The 107-foot-long (32.5-meter) Common Core Booster (CCB) and single-engine Centaur upper stage for the Atlas V 531 assigned to NROL-101 arrived on the Space Coast in early July, transported from ULA’s Decatur, Ala., facility via the RocketShip cargo vessel. This was followed by the delivery of the three GEM-63s later that same month. At the instant of liftoff, this triad of solid-fueled powerhouses will churn out over 1.1 million pounds (508,000 kg), providing more than half of the total thrust needed to get the Atlas V 531 airborne. All told, with the CCB’s RD-180 engine also burning, the rocket will depart SLC-41 with a thunderous roar and almost 2 million pounds (900,000 kg) of thrust.
A “middle-of-the-road”-type booster in terms of its lifting potential, the 531 can reportedly put up to 34,350 pounds (15,575 kg) of payload into low-Earth orbit and send around 16,480 pounds (7,475 kg) to Geostationary Transfer Orbit (GTO). This made it ideally suited for hauling the 13,600-pound (6,170 kg) AEHF payloads aloft on its first three missions. And although the nature of NROL-101—which will mark ULA’s 30th launch for the NRO—remains shrouded in secrecy, the use of the 531 is likely indicative of the satellite’s mass, energy requirement, orbital location or possibly all three.
Those 30 NRO missions have flown atop ULA’s impeccably reliable Atlas V and Delta IV product lines.
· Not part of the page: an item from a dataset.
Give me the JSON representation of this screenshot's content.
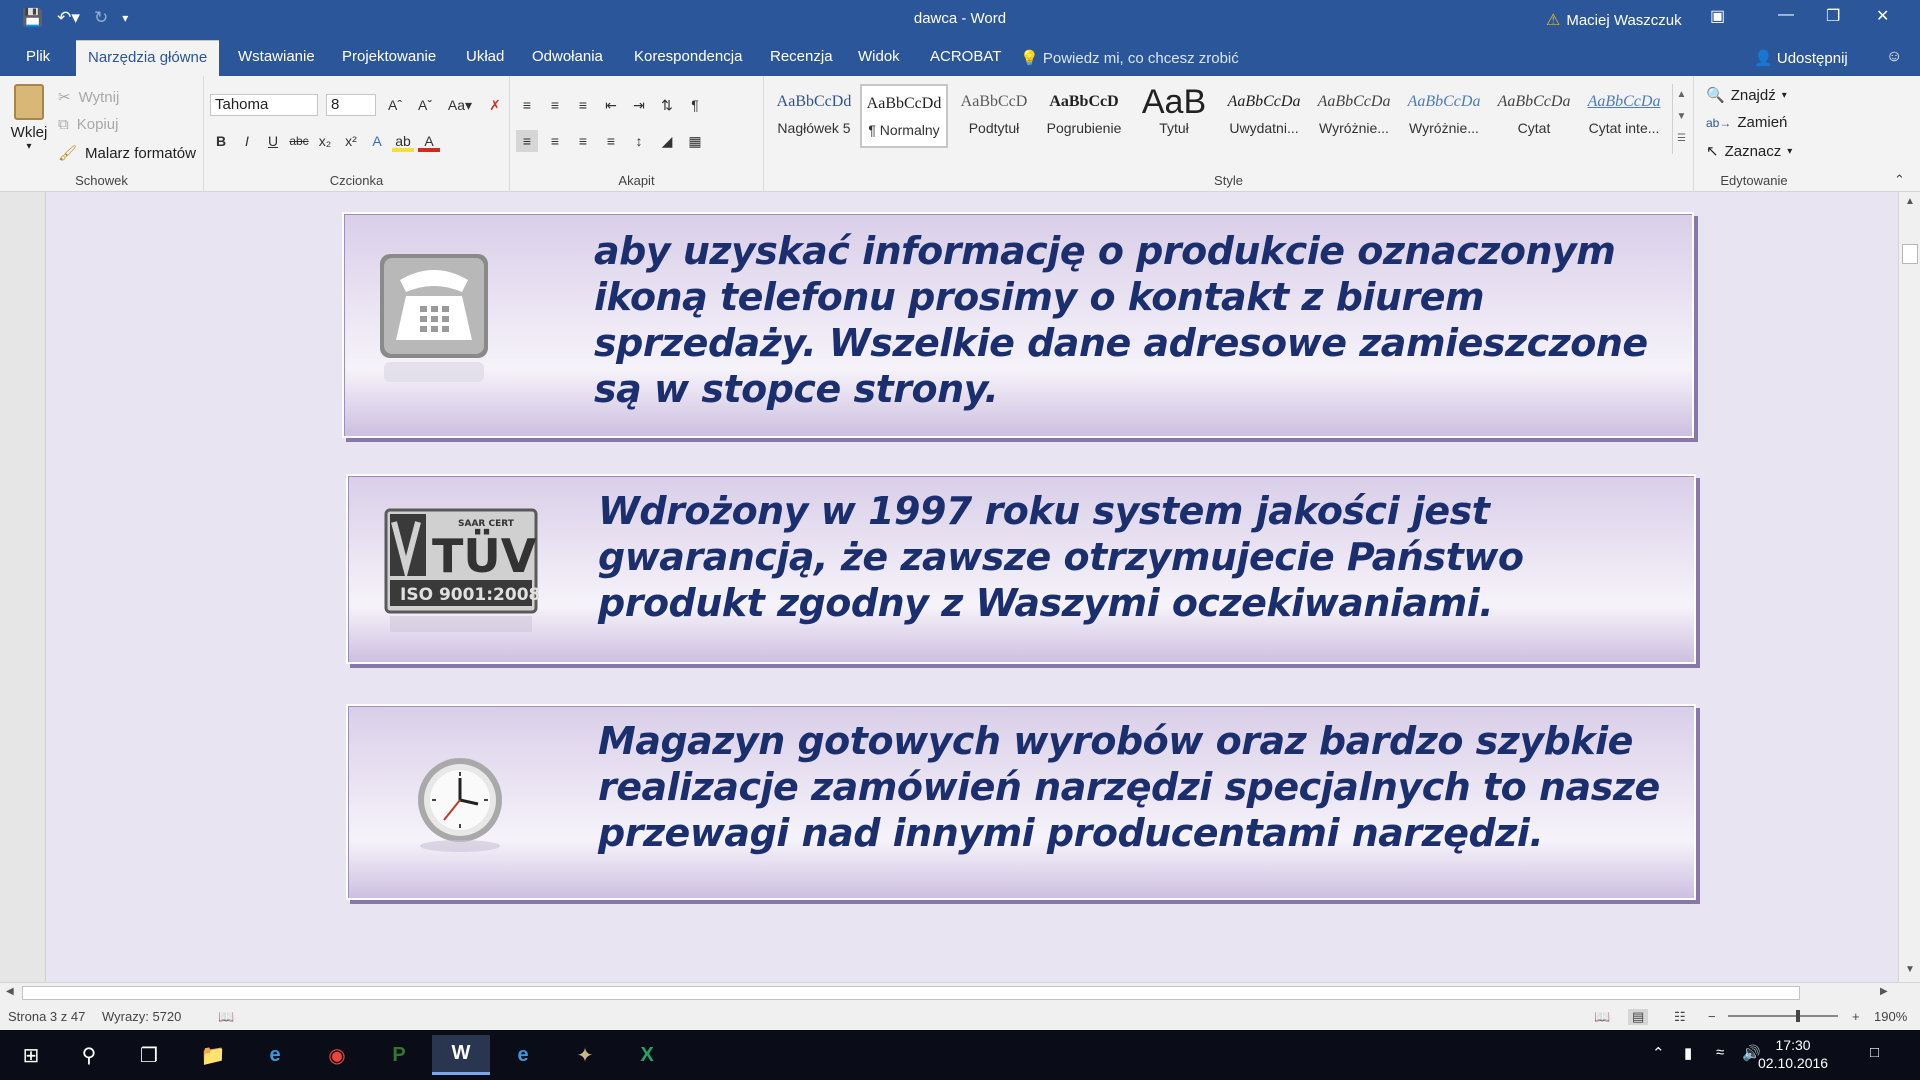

Sixteen Atlas V launches for the NRO took place between June 2007 and October 2017 and 12 Delta IVs—including six missions by the gargantuan, triple-cored Delta IV Heavy—did so between June 2006 and January of last year. Next weekend’s planned launch of NROL-44 will mark the 29th mission, although an exact launch date for NROL-101 has yet to be announced. Presently, it is listed to fly later this fall.
With the already month-long delay to NROL-44, the final quarter of 2020 is shaping up to be a packed manifest for ULA. Assuming the mission flies as intended next weekend, another Delta IV Heavy—currently deep into processing at Space Launch Complex (SLC)-6 at Vandenberg Air Force Base, Calif.—is expected to fly before year’s end, although (as is customary with NRO missions) it will be put through a Wet Dress Rehearsal (WDR) beforehand. That mission will carry the NROL-82 classified payload, which may represent a classified electro-optical surveillance satellite.
Activity will also resume on the Space Coast, with more two Atlas V missions slated to rise from SLC-41 later this the fall. The first will use the most powerful variant of the rocket (the “551”, with five strap-on solids) to deliver the mixed-payload Space Test Program (STP)-3 to GTO, whilst the second with USSF-8 for the Space Force uses a never-before-flown configuration, known as the “511”.
Equipped with only a single solid-fueled booster, the 511 will—like its cousin, the Atlas V 411, last used in February to launch Solar Orbiter—offer an unusual “sideways-flying” launch perspective as it leaves the pad. Although steering actuators on its RD-180 engine will counteract the asymmetrical thrust from the single solid, mitigating the propulsive offset and ensuring the rocket flies straight and true, it promises to be a disconcerting sight for spectators. And as ULA CEO Tory Bruno has previously revealed, each Atlas V variant has its own unique nickname. With the 411 having already earned the nickname “Slider” from ULA CEO Tory Bruno, the moniker for the larger 511 is “Super Slider”.
Assuming all missions fly as planned—and with the second uncrewed test flight of Boeing’s CST-100 Starliner to the International Space Station (ISS) widely expected to slip into early January—2020 may close with a cumulative total of two Delta IV Heavy launches and seven Atlas Vs.